Une fois monté, je comprends qu’il doit s’agir de chambres mais elles sont trop abîmées, le toit laisse passer le jour et la pluie. Une odeur particulièrement forte stagne dans l’une d’elle. Je déclenche bien vite et passe mon chemin. Une porte, si petite, que je la franchis presque accroupi m’amène enfin dans la dernière pièce à explorer. Et celle-ci est voûtée !

Frappé par cette petite découverte, je fais un premier tour de repérage. Quatre clés de voutes, un sol en tomettes, des murs blancs… La pièce est étrange, car le visiteur ou l’explorateur n’est jamais directement à portée de mains d’un tel plafond travaillé. Le sol dû être ajouté par la suite et l’espace d’avant plus grand et majestueux encore.

Ressortis et réfugiés dans la grange aux tissus, nous attendons que la pluie cesse pour faire décoller le drone. Je repense à tout ce que nous avons vu et qu’au final ce lieu est bien étrange et le fruit de différentes modifications au gré des siècles. Médiéval, religieux, agricole… Quel fut son vrai usage ?

Et comme à chaque fois, la tristesse de fin d’exploration laisse lentement place à l’excitation de la recherche historique. Mais déjà, nous repartons vers un autre lieu tout aussi exceptionnel et unique en son genre.

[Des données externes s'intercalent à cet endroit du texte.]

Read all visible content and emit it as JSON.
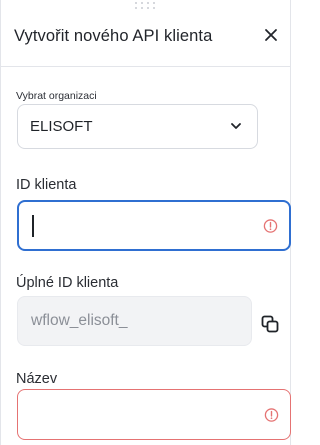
{
  "dialog": {
    "title": "Vytvořit nového API klienta",
    "close_icon": "close-icon"
  },
  "organization": {
    "label": "Vybrat organizaci",
    "selected": "ELISOFT"
  },
  "client_id": {
    "label": "ID klienta",
    "value": ""
  },
  "full_client_id": {
    "label": "Úplné ID klienta",
    "value": "wflow_elisoft_"
  },
  "name": {
    "label": "Název",
    "value": ""
  },
  "colors": {
    "focus_border": "#2f6fd1",
    "error": "#e57373"
  }
}
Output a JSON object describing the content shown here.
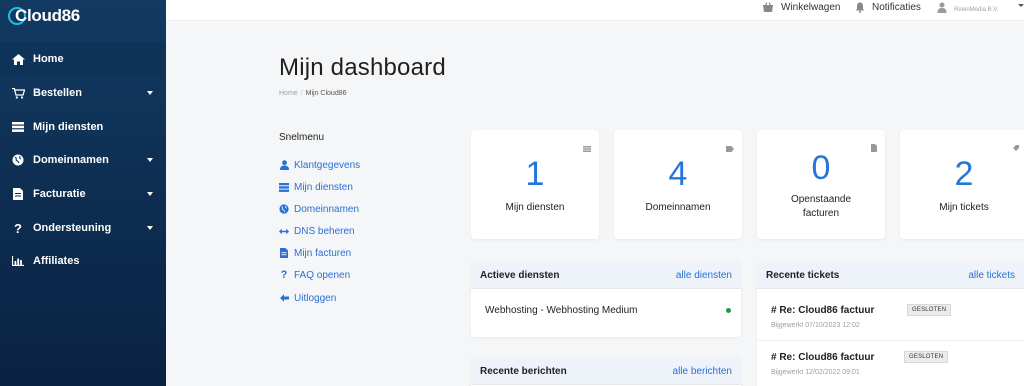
{
  "app": {
    "logo": "Cloud86"
  },
  "sidebar": {
    "items": [
      {
        "label": "Home",
        "icon": "home-icon",
        "active": true,
        "has_submenu": false
      },
      {
        "label": "Bestellen",
        "icon": "cart-icon",
        "active": false,
        "has_submenu": true
      },
      {
        "label": "Mijn diensten",
        "icon": "server-icon",
        "active": false,
        "has_submenu": false
      },
      {
        "label": "Domeinnamen",
        "icon": "globe-icon",
        "active": false,
        "has_submenu": true
      },
      {
        "label": "Facturatie",
        "icon": "document-icon",
        "active": false,
        "has_submenu": true
      },
      {
        "label": "Ondersteuning",
        "icon": "question-icon",
        "active": false,
        "has_submenu": true
      },
      {
        "label": "Affiliates",
        "icon": "chart-icon",
        "active": false,
        "has_submenu": false
      }
    ]
  },
  "topbar": {
    "cart_label": "Winkelwagen",
    "notifications_label": "Notificaties",
    "company": "RelenMedia B.V."
  },
  "page": {
    "title": "Mijn dashboard",
    "breadcrumb": {
      "home": "Home",
      "current": "Mijn Cloud86"
    }
  },
  "snelmenu": {
    "title": "Snelmenu",
    "items": [
      {
        "label": "Klantgegevens",
        "icon": "user-icon"
      },
      {
        "label": "Mijn diensten",
        "icon": "server-icon"
      },
      {
        "label": "Domeinnamen",
        "icon": "globe-icon"
      },
      {
        "label": "DNS beheren",
        "icon": "arrows-icon"
      },
      {
        "label": "Mijn facturen",
        "icon": "document-icon"
      },
      {
        "label": "FAQ openen",
        "icon": "question-icon"
      },
      {
        "label": "Uitloggen",
        "icon": "logout-icon"
      }
    ]
  },
  "stats": [
    {
      "value": "1",
      "label": "Mijn diensten",
      "icon": "server-icon"
    },
    {
      "value": "4",
      "label": "Domeinnamen",
      "icon": "tag-icon"
    },
    {
      "value": "0",
      "label_line1": "Openstaande",
      "label_line2": "facturen",
      "icon": "document-icon"
    },
    {
      "value": "2",
      "label": "Mijn tickets",
      "icon": "ticket-icon"
    }
  ],
  "active_services": {
    "title": "Actieve diensten",
    "link": "alle diensten",
    "items": [
      {
        "name": "Webhosting - Webhosting Medium",
        "status_color": "#1c9c3a"
      }
    ]
  },
  "recent_tickets": {
    "title": "Recente tickets",
    "link": "alle tickets",
    "items": [
      {
        "title": "# Re: Cloud86 factuur",
        "updated": "Bijgewerkt 07/10/2023 12:02",
        "status": "GESLOTEN"
      },
      {
        "title": "# Re: Cloud86 factuur",
        "updated": "Bijgewerkt 12/02/2022 09:01",
        "status": "GESLOTEN"
      }
    ]
  },
  "recent_messages": {
    "title": "Recente berichten",
    "link": "alle berichten"
  },
  "colors": {
    "accent": "#2676d9",
    "link": "#2b6fd6",
    "sidebar": "#0e2f53",
    "status_active": "#1c9c3a"
  }
}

Finalement, une fois rentrée, je ne mets longtemps à mettre la main sur quelques informations dont je vous fais une synthèse ci-dessous.

Depuis les airs

Lors d’une deuxième visite, fin septembre, j’en profite pour faire décoller le drone et prendre un peu de hauteur. De là-haut, la position fortifiée se révèle. Comme un donjon, les habitations trônent au milieu des écuries, granges, étables et autres dépendances techniques.

Histoire

Photo prise à la fin du XIXe siècle.

En fait, pas d’abbaye mais une ancienne forteresse apparemment érigée au XIIIe siècle sur un éperon naturel. Plus tard, la fonction défensive semble laisser la place à celle agricole. En effet, aux alentours, ce ne sont que champs et grands espaces. Au fil des siècles, le bâtiment évolue, s’agrandit, se modifie.  Mais cette bâtisse carrée à quatre étages resta fièrement implantée avec ses attributs si médiévaux : voûtes, grande pièce, oculus, fenêtres géminées, assis intégrées.
L’ensemble sera classé aux Monuments historique durant les premières années de la Seconde guerre mondiale. Et de ce que me révèlent les vues satellites (au delà de la perte progressive d’un verger et d’un bâtiment), il restera très longtemps agricole. Je n’ai pu préciser la date de l’abandon et de l’incendie.

1956
1961
1968
2006

Ne cherchez pas d’infos de localisation ou une partie histoire détaillée sur ce lieu, je n’en donnerai pas ni n’en publierai tant que l’Abbaye Liezen sera abandonnée. Respectons-la pour la vie qu’il accueillit jadis, pour les gens qu’y vécurent et pour son éventuelle future vie (destruction, réhabilitation…).